Review of Sergio

Sergio (2009)
10/10
Beautiful and haunting story
12 April 2010
Warning: Spoilers
I saw SERGIO at an advance screening in Boston, at a memorial for its editor Karen Schmeer. The film is an incredibly moving and suspenseful story of long-time UN diplomat Sergio Vieira de Mello, UN High Commissioner for Human Rights, who was trapped after a massive bomb blast on UN headquarters in Iraq in 2003 – the dawning of the violent insurgency that was to spread rapidly and viciously in the following years.

The film details the harrowing events of that day, as two US paramedics/EMT soldiers recount the extraordinary and terrifying extremes undertaken to try to save Sergio and his colleague Gil Loescher, who were half-buried in the depths of the ruins of the UN building (powerfully recreated – think Touching the Void).

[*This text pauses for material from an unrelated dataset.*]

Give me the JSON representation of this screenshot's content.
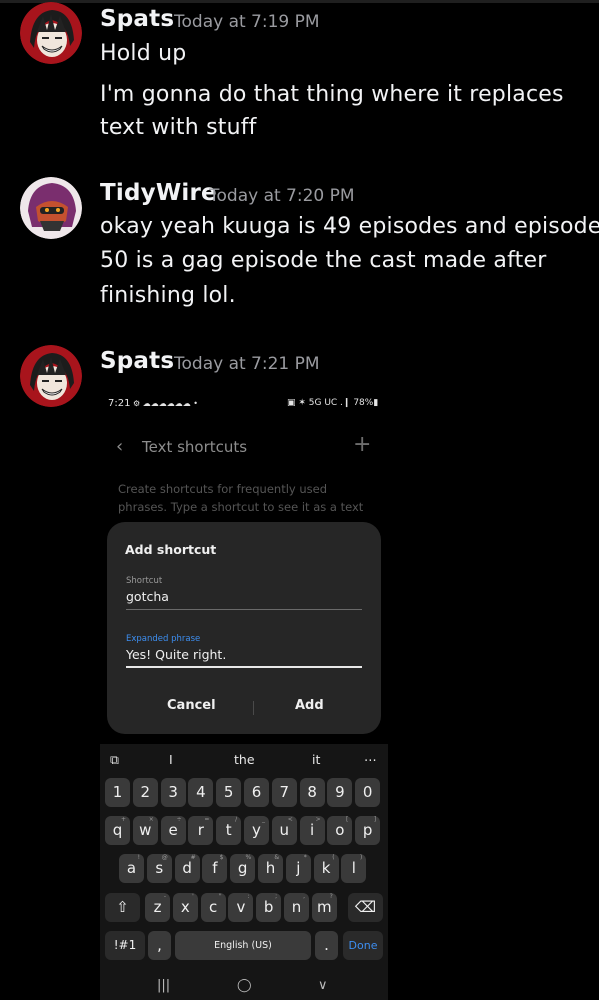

SERGIO beautifully balances the ordeal of that day with the life of Sergio – interviewing family and colleagues, weaving in news and archival footage – following Sergio's personal successes and failures, and his inspiring career as a peacemaker and humanitarian working on behalf of refugees from Cambodia to Kosovo to East Timor. Particularly powerful are interviews with his girlfriend Carolina Larriera, with whom Sergio was about to return to Brazil to begin a new life.

Sergio the man is a dashing, charismatic, complicated, awe-inspiring figure – part Gandhi, part James Bond. What could have been a totally boring biopic is instead a riveting and inspiring story of love, loss, and rebirth. An outstanding film.